What to watch for today
US President Barack Obama’s economic policy push. His Midwestern campaign-like trip will begin in Galesburg, Illinois, and include a major economic agenda-setting speech.
Prosecutors prepare to announce criminal charges against SAC. The US hedge fund has been subject to a multi-year probe looking for evidence of fraud and insider trading. The company’s founder, Steven A Cohen, is also facing scrutiny, but prosecutors are reportedly not planning to announce charges against him personally.
Moment of reckoning for Michael Dell. The PC maker’s shareholders will vote on the $24.4 billion buyout offer by a group led by the company’s founder. Or at least they are scheduled to—the initial vote was postponed last week, and the saga has had no shortage of last-minute twists.
More earnings to dissect. GlaxoSmithKline’s numbers will likely be muted as the company addresses a growing China bribery probe. Facebook, Ford and Boeing are optimistic about strong earnings, and PepsiCo’s performance will be of special interest after activist investor Nelson Peltz said the company should spin off its underperforming beverage business and buy Oreo cookie maker Mondelez.
Detroit bankruptcy hearing. The US federal judge overseeing the case will hold a hearing to determine whether lawsuits filed by retired public employees, workers and pension funds can block the biggest Chapter 9 municipal bankruptcy in US history.
What does Google have up its sleeve? The tech giant has sent out a mysterious invite for a breakfast event with the head of its Android and Chrome units. Google watchers believe the company may unveil a second generation Nexus 7 tablet or Android 4.3 update.
While you were sleeping
Demand for Japanese goods improved. Exports rose 7.4% last month from a year earlier, falling shy of estimates. A weakened yen and improved demand from the US and EU has helped sustain export growth, although Chinese demand is still tepid.

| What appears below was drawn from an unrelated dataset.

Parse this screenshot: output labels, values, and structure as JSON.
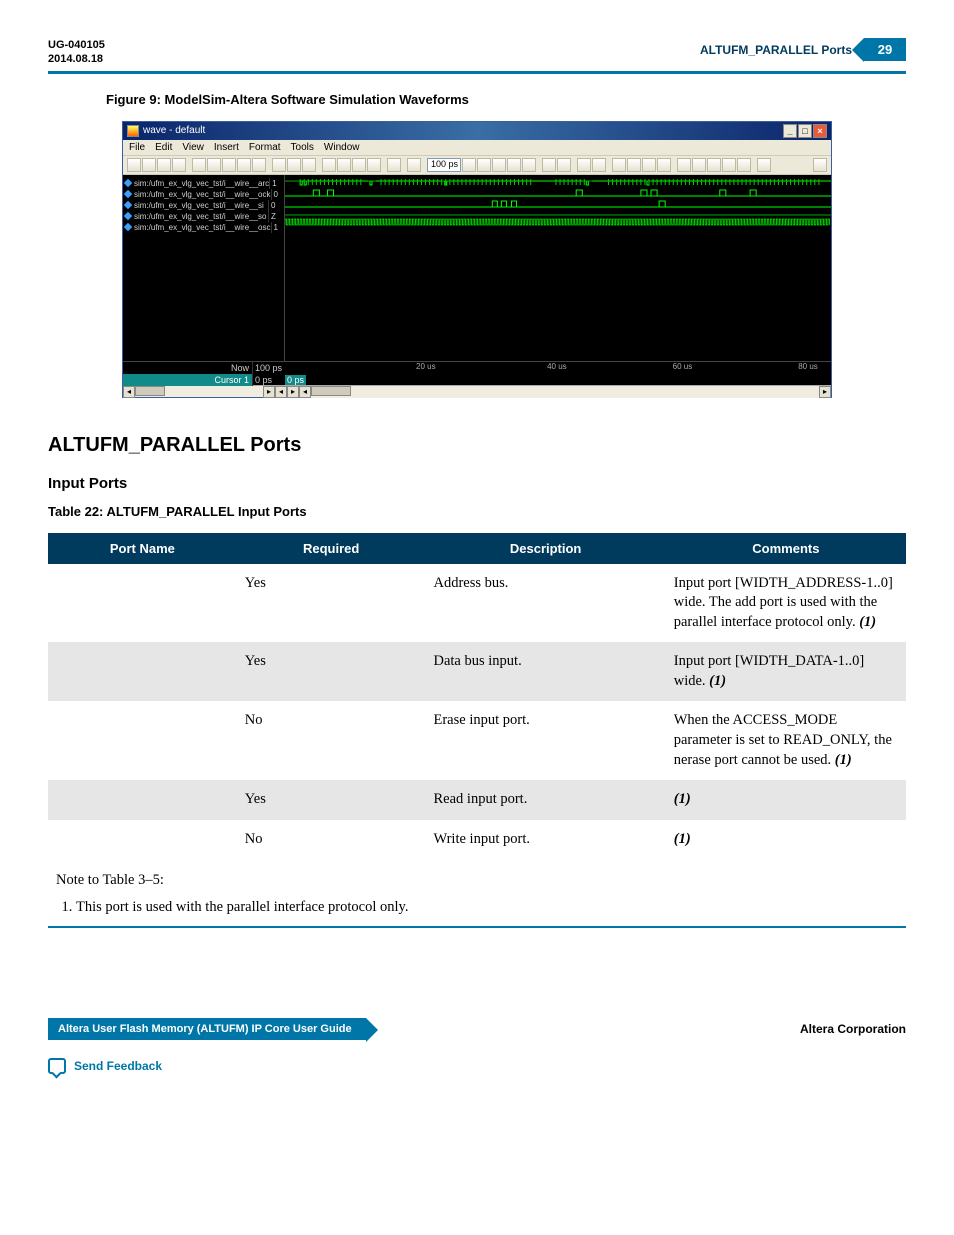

Chinese manufacturing balked, slowing to an 11-month low in July, according to a preliminary survey from HSBC.
Bulgarian blockade turns violent. Anti-government protesters barricaded around 100 lawmakers inside parliament on Tuesday, throwing stones and scuffling with police to protest corruption and politicians’ links to organized crime. .
Apple’s profits fell for the second straight quarter. The 22% drop in earnings was still better than expected. Sales grew just 1% as Apple shipped 20% more iPhones and 14% fewer iPads than the corresponding quarter last year.
Huawei’s mobile push paid off. China’s largest maker of phone equipment reported 11% growth in first-half sales, generating $18.5 billion in revenue. No profit figures were reported, but the company projects full year growth of between 7% and 8%.
Quartz obsession interlude
Christopher Mims on why the biggest opportunity in mobile right now is not smartphones. “Rather, the big play for some companies, especially any that wish to expand into emerging markets, is on the “dumbphones”—aka non-smartphones, or in industry parlance, feature phones—that most people in rich countries have now left behind.” Read more here.
Matters of debate
Bribery keeps Chinese hospitals’ lights on. The health system would struggle to function without illegal payments to poorly paid medical staff.
Britain’s young prince should enjoy his first few hours. The rest of his life will be ruined by the scrutiny of media drones.
Tight US labor markets are here to stay. Older people area working longer and employers are demanding more hours by paying overtime instead of hiring.
Al Jazeera in Egypt: golden child to pariah. Once seen as an anti-Mubarak ally, now tainted by a serious distrust of Qatar.
Marketers are doing it wrong. Here’s how to raise prices with minimal backlash.
Babe for your buck. The British royal birth cost around $15,000, compared to the average American delivery which is billed at $30,000.
Holy smoke. The Pope’s election tripled internet video streaming traffic.
Apple’s record cash haul could repay Detroit’s debt eight times over. But the company would rather borrow than spend it.
The NSA can search everyone’s emails but its own. “Antiquated and archaic” technology prevents the National Security Agency from searching its own employees’ email.
Menthol cigarettes may be harder to quit. The mint flavoring also makes them easier to start smoking, says the US Food and Drug Administration as it weighs a ban.